GPRE reported a net income of $7.7 million for the first quarter of 2011, down more than half from the same quarter a year ago. Revenues nearly doubled for the quarter compared to last year, however. Becker attributed the company’s continued profitability to its diversified income strains and noted that the company’s ethanol production volume increased 39 percent, up to 172 million gallons, during the first quarter of 2011. Credit for the increase in production is owed mostly to GPRE’s acquisition of a 60 MMgy plant in Riga, Mich., and a 100 MMgy in Lakota, Iowa, late last year. The company completed the purchase of 60 MMgy Otter Tail plant in Fergus Falls, Minn., during the last week of this year’s first quarter, so it contributed only slightly to the company’s overall production for the quarter. The reduction in net income for the quarter is due to capital invested in the $55 million purchase of the Otter Tail plant and grain storage expansion projects at GPRE’s grain elevators in Tennessee and the Otter Tail plant. Those projects are expected to be completed before the fall corn harvest.
Becker said high corn prices will make it an “interesting summer” for producers, but said GPRE will continue to lock in corn supply as opportunities allow. While some plants have slowed production recently, GPRE’s plants are all operating at full capacity and have no intention of slowing down, Becker said.

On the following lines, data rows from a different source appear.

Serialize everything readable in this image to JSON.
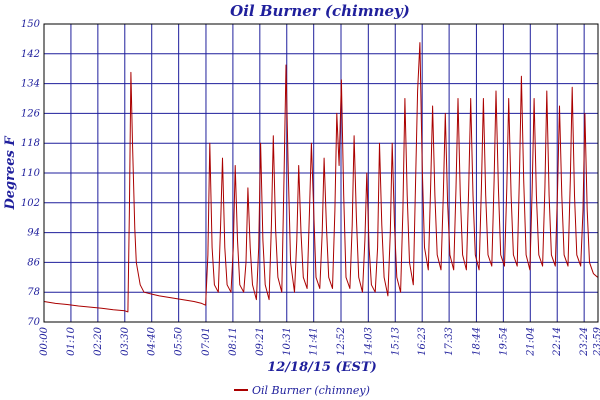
{
  "chart_data": {
    "type": "line",
    "title": "Oil Burner (chimney)",
    "xlabel": "12/18/15 (EST)",
    "ylabel": "Degrees F",
    "ylim": [
      70,
      150
    ],
    "y_ticks": [
      70,
      78,
      86,
      94,
      102,
      110,
      118,
      126,
      134,
      142,
      150
    ],
    "x_ticks": [
      "00:00",
      "01:10",
      "02:20",
      "03:30",
      "04:40",
      "05:50",
      "07:01",
      "08:11",
      "09:21",
      "10:31",
      "11:41",
      "12:52",
      "14:03",
      "15:13",
      "16:23",
      "17:33",
      "18:44",
      "19:54",
      "21:04",
      "22:14",
      "23:24",
      "23:59"
    ],
    "grid": true,
    "legend_position": "bottom",
    "colors": {
      "series": "#aa0000",
      "grid": "#1f1f9c",
      "text": "#1f1f9c",
      "axis": "#000000"
    },
    "series": [
      {
        "name": "Oil Burner (chimney)",
        "points": [
          [
            "00:00",
            75.5
          ],
          [
            "00:30",
            75
          ],
          [
            "01:00",
            74.7
          ],
          [
            "01:30",
            74.3
          ],
          [
            "02:00",
            74
          ],
          [
            "02:30",
            73.7
          ],
          [
            "03:00",
            73.3
          ],
          [
            "03:30",
            73
          ],
          [
            "03:38",
            72.7
          ],
          [
            "03:42",
            100
          ],
          [
            "03:46",
            137
          ],
          [
            "03:50",
            118
          ],
          [
            "03:56",
            95
          ],
          [
            "04:00",
            86
          ],
          [
            "04:10",
            80
          ],
          [
            "04:20",
            78
          ],
          [
            "04:40",
            77.5
          ],
          [
            "05:00",
            77
          ],
          [
            "05:30",
            76.5
          ],
          [
            "06:00",
            76
          ],
          [
            "06:30",
            75.5
          ],
          [
            "06:50",
            75
          ],
          [
            "07:00",
            74.5
          ],
          [
            "07:06",
            88
          ],
          [
            "07:11",
            118
          ],
          [
            "07:17",
            90
          ],
          [
            "07:23",
            80
          ],
          [
            "07:33",
            78
          ],
          [
            "07:39",
            96
          ],
          [
            "07:44",
            114
          ],
          [
            "07:50",
            90
          ],
          [
            "07:56",
            80
          ],
          [
            "08:06",
            78
          ],
          [
            "08:12",
            90
          ],
          [
            "08:17",
            112
          ],
          [
            "08:23",
            92
          ],
          [
            "08:29",
            80
          ],
          [
            "08:39",
            78
          ],
          [
            "08:45",
            86
          ],
          [
            "08:50",
            106
          ],
          [
            "08:56",
            90
          ],
          [
            "09:02",
            80
          ],
          [
            "09:12",
            76
          ],
          [
            "09:18",
            90
          ],
          [
            "09:23",
            118
          ],
          [
            "09:29",
            92
          ],
          [
            "09:35",
            80
          ],
          [
            "09:45",
            76
          ],
          [
            "09:51",
            96
          ],
          [
            "09:56",
            120
          ],
          [
            "10:02",
            95
          ],
          [
            "10:08",
            82
          ],
          [
            "10:18",
            78
          ],
          [
            "10:24",
            110
          ],
          [
            "10:29",
            139
          ],
          [
            "10:35",
            110
          ],
          [
            "10:41",
            86
          ],
          [
            "10:51",
            78
          ],
          [
            "10:57",
            92
          ],
          [
            "11:02",
            112
          ],
          [
            "11:08",
            94
          ],
          [
            "11:14",
            82
          ],
          [
            "11:24",
            79
          ],
          [
            "11:30",
            100
          ],
          [
            "11:35",
            118
          ],
          [
            "11:41",
            100
          ],
          [
            "11:47",
            82
          ],
          [
            "11:57",
            79
          ],
          [
            "12:03",
            94
          ],
          [
            "12:08",
            114
          ],
          [
            "12:14",
            96
          ],
          [
            "12:20",
            82
          ],
          [
            "12:30",
            79
          ],
          [
            "12:36",
            100
          ],
          [
            "12:41",
            126
          ],
          [
            "12:47",
            112
          ],
          [
            "12:53",
            135
          ],
          [
            "12:59",
            104
          ],
          [
            "13:05",
            82
          ],
          [
            "13:15",
            79
          ],
          [
            "13:21",
            96
          ],
          [
            "13:26",
            120
          ],
          [
            "13:32",
            98
          ],
          [
            "13:38",
            82
          ],
          [
            "13:48",
            78
          ],
          [
            "13:54",
            92
          ],
          [
            "13:59",
            110
          ],
          [
            "14:05",
            90
          ],
          [
            "14:11",
            80
          ],
          [
            "14:21",
            78
          ],
          [
            "14:27",
            90
          ],
          [
            "14:32",
            118
          ],
          [
            "14:38",
            96
          ],
          [
            "14:44",
            82
          ],
          [
            "14:54",
            77
          ],
          [
            "15:00",
            94
          ],
          [
            "15:05",
            118
          ],
          [
            "15:11",
            96
          ],
          [
            "15:17",
            82
          ],
          [
            "15:27",
            78
          ],
          [
            "15:33",
            100
          ],
          [
            "15:38",
            130
          ],
          [
            "15:44",
            104
          ],
          [
            "15:50",
            86
          ],
          [
            "16:00",
            80
          ],
          [
            "16:06",
            108
          ],
          [
            "16:11",
            132
          ],
          [
            "16:17",
            145
          ],
          [
            "16:23",
            112
          ],
          [
            "16:29",
            90
          ],
          [
            "16:39",
            84
          ],
          [
            "16:45",
            106
          ],
          [
            "16:50",
            128
          ],
          [
            "16:56",
            104
          ],
          [
            "17:02",
            88
          ],
          [
            "17:12",
            84
          ],
          [
            "17:18",
            104
          ],
          [
            "17:23",
            126
          ],
          [
            "17:29",
            102
          ],
          [
            "17:35",
            88
          ],
          [
            "17:45",
            84
          ],
          [
            "17:51",
            106
          ],
          [
            "17:56",
            130
          ],
          [
            "18:02",
            104
          ],
          [
            "18:08",
            88
          ],
          [
            "18:18",
            84
          ],
          [
            "18:24",
            106
          ],
          [
            "18:29",
            130
          ],
          [
            "18:35",
            104
          ],
          [
            "18:41",
            88
          ],
          [
            "18:51",
            84
          ],
          [
            "18:57",
            106
          ],
          [
            "19:02",
            130
          ],
          [
            "19:08",
            104
          ],
          [
            "19:14",
            88
          ],
          [
            "19:24",
            85
          ],
          [
            "19:30",
            108
          ],
          [
            "19:35",
            132
          ],
          [
            "19:41",
            106
          ],
          [
            "19:47",
            88
          ],
          [
            "19:57",
            85
          ],
          [
            "20:03",
            106
          ],
          [
            "20:08",
            130
          ],
          [
            "20:14",
            104
          ],
          [
            "20:20",
            88
          ],
          [
            "20:30",
            85
          ],
          [
            "20:36",
            110
          ],
          [
            "20:41",
            136
          ],
          [
            "20:47",
            108
          ],
          [
            "20:53",
            88
          ],
          [
            "21:03",
            84
          ],
          [
            "21:09",
            106
          ],
          [
            "21:14",
            130
          ],
          [
            "21:20",
            104
          ],
          [
            "21:26",
            88
          ],
          [
            "21:36",
            85
          ],
          [
            "21:42",
            106
          ],
          [
            "21:47",
            132
          ],
          [
            "21:53",
            104
          ],
          [
            "21:59",
            88
          ],
          [
            "22:09",
            85
          ],
          [
            "22:15",
            106
          ],
          [
            "22:20",
            128
          ],
          [
            "22:26",
            104
          ],
          [
            "22:32",
            88
          ],
          [
            "22:42",
            85
          ],
          [
            "22:48",
            108
          ],
          [
            "22:53",
            133
          ],
          [
            "22:59",
            104
          ],
          [
            "23:05",
            88
          ],
          [
            "23:15",
            85
          ],
          [
            "23:21",
            100
          ],
          [
            "23:26",
            126
          ],
          [
            "23:32",
            100
          ],
          [
            "23:38",
            86
          ],
          [
            "23:48",
            83
          ],
          [
            "23:59",
            82
          ]
        ]
      }
    ]
  }
}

During the conference call, he said that conversations with farmers supplying corn to facilities have led GPRE officials to believe there may be more corn acres planted this year than the USDA has predicted, which should further contribute to improving margins throughout the year. “In addition, we strongly believe that the USDA is under estimating ethanol yields in the industry and their supply and demand balance sheet,” he said, adding that the ethanol industry is trending to average production rates that could exceed 2.8 gallons of ethanol per bushel of corn.
Exports are another area of positive growth for the industry, Becker said. He reported that U.S. producers exported 117 million gallons of ethanol during the first two months of the year, which puts the industry on trend to export 700 million gallons over the course of the year. He expects that healthy export trend to continue into 2012, he said.

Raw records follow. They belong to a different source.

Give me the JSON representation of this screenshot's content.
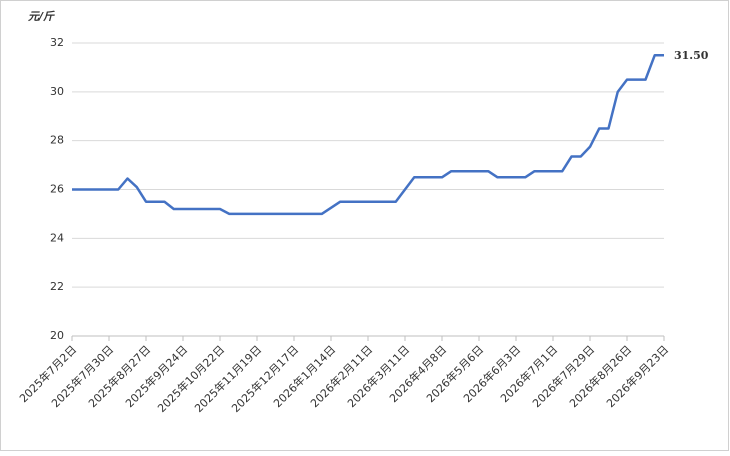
{
  "chart_data": {
    "type": "line",
    "y_label": "元/斤",
    "categories": [
      "2025年7月2日",
      null,
      null,
      null,
      "2025年7月30日",
      null,
      null,
      null,
      "2025年8月27日",
      null,
      null,
      null,
      "2025年9月24日",
      null,
      null,
      null,
      "2025年10月22日",
      null,
      null,
      null,
      "2025年11月19日",
      null,
      null,
      null,
      "2025年12月17日",
      null,
      null,
      null,
      "2026年1月14日",
      null,
      null,
      null,
      "2026年2月11日",
      null,
      null,
      null,
      "2026年3月11日",
      null,
      null,
      null,
      "2026年4月8日",
      null,
      null,
      null,
      "2026年5月6日",
      null,
      null,
      null,
      "2026年6月3日",
      null,
      null,
      null,
      "2026年7月1日",
      null,
      null,
      null,
      "2026年7月29日",
      null,
      null,
      null,
      "2026年8月26日",
      null,
      null,
      null,
      "2026年9月23日"
    ],
    "values": [
      26,
      26,
      26,
      26,
      26,
      26,
      26.45,
      26.1,
      25.5,
      25.5,
      25.5,
      25.2,
      25.2,
      25.2,
      25.2,
      25.2,
      25.2,
      25,
      25,
      25,
      25,
      25,
      25,
      25,
      25,
      25,
      25,
      25,
      25.25,
      25.5,
      25.5,
      25.5,
      25.5,
      25.5,
      25.5,
      25.5,
      26,
      26.5,
      26.5,
      26.5,
      26.5,
      26.75,
      26.75,
      26.75,
      26.75,
      26.75,
      26.5,
      26.5,
      26.5,
      26.5,
      26.75,
      26.75,
      26.75,
      26.75,
      27.35,
      27.35,
      27.75,
      28.5,
      28.5,
      30,
      30.5,
      30.5,
      30.5,
      31.5,
      31.5
    ],
    "value_labels": [
      null,
      null,
      null,
      null,
      null,
      null,
      null,
      null,
      null,
      null,
      null,
      null,
      null,
      null,
      null,
      null,
      null,
      null,
      null,
      null,
      null,
      null,
      null,
      null,
      null,
      null,
      null,
      null,
      null,
      null,
      null,
      null,
      null,
      null,
      null,
      null,
      null,
      null,
      null,
      null,
      null,
      null,
      null,
      null,
      null,
      null,
      null,
      null,
      null,
      null,
      null,
      null,
      null,
      null,
      null,
      null,
      null,
      null,
      null,
      null,
      null,
      null,
      null,
      null,
      "31.50"
    ],
    "color": "#4472c4",
    "ylim": [
      20,
      32
    ],
    "yticks": [
      20,
      22,
      24,
      26,
      28,
      30,
      32
    ],
    "grid": true
  }
}
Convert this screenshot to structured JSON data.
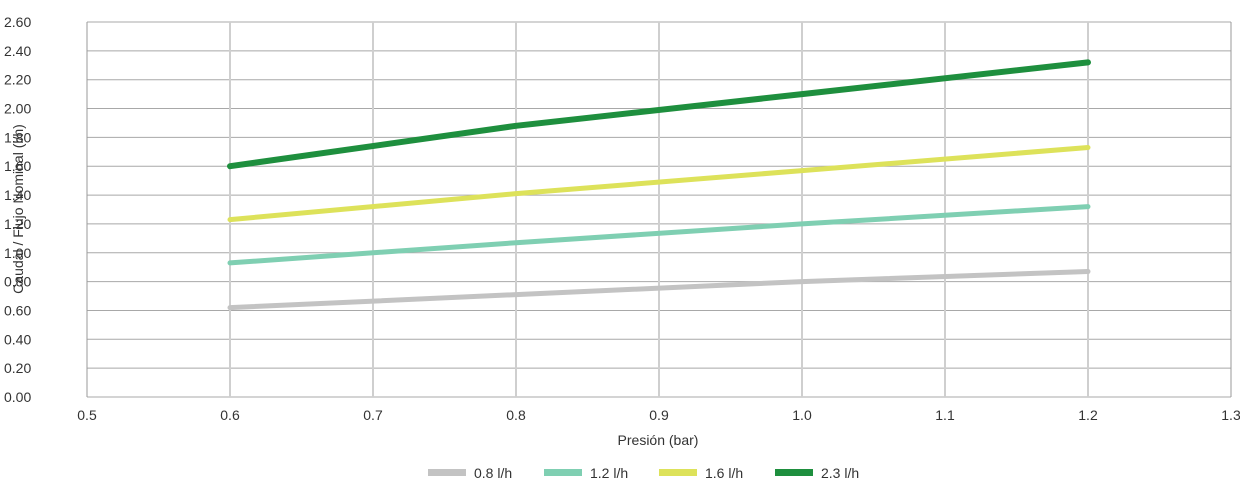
{
  "chart_data": {
    "type": "line",
    "title": "",
    "xlabel": "Presión (bar)",
    "ylabel": "Caudal / Flujo Nominal (l/h)",
    "xlim": [
      0.5,
      1.3
    ],
    "ylim": [
      0,
      2.6
    ],
    "x_ticks": [
      "0.5",
      "0.6",
      "0.7",
      "0.8",
      "0.9",
      "1.0",
      "1.1",
      "1.2",
      "1.3"
    ],
    "y_ticks": [
      "0.00",
      "0.20",
      "0.40",
      "0.60",
      "0.80",
      "1.00",
      "1.20",
      "1.40",
      "1.60",
      "1.80",
      "2.00",
      "2.20",
      "2.40",
      "2.60"
    ],
    "grid": true,
    "legend_position": "bottom",
    "x": [
      0.6,
      0.8,
      1.0,
      1.2
    ],
    "series": [
      {
        "name": "0.8 l/h",
        "color": "#c3c3c3",
        "values": [
          0.62,
          0.71,
          0.8,
          0.87
        ]
      },
      {
        "name": "1.2 l/h",
        "color": "#7fcfb2",
        "values": [
          0.93,
          1.07,
          1.2,
          1.32
        ]
      },
      {
        "name": "1.6 l/h",
        "color": "#dde25a",
        "values": [
          1.23,
          1.41,
          1.57,
          1.73
        ]
      },
      {
        "name": "2.3 l/h",
        "color": "#1e8f3e",
        "values": [
          1.6,
          1.88,
          2.1,
          2.32
        ]
      }
    ]
  }
}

The opening of BioProcess Algae LLC’s commercial-scale algae bioreactors at GPRE’s Shenandoah, Iowa, plant was a high point for the company during the first quarter. The bioreactors began operating in February and were officially unveiled during an event held at the plant on April 15. Site work has begun at the ethanol plant site for a 5 acre commercial-scale algae farm and work is being done to develop product demand for algae produced at the site, including testing to produce oil directly from the algae at refineries.
In addition to the algae project, GPRE has completed the installation of corn oil extraction technology at six of its plants. The remaining three plants will deploy the technology by the end of the third quarter. Becker said the corn oil product is performing better than expected and major feeders are expressing interest in using it for their operations.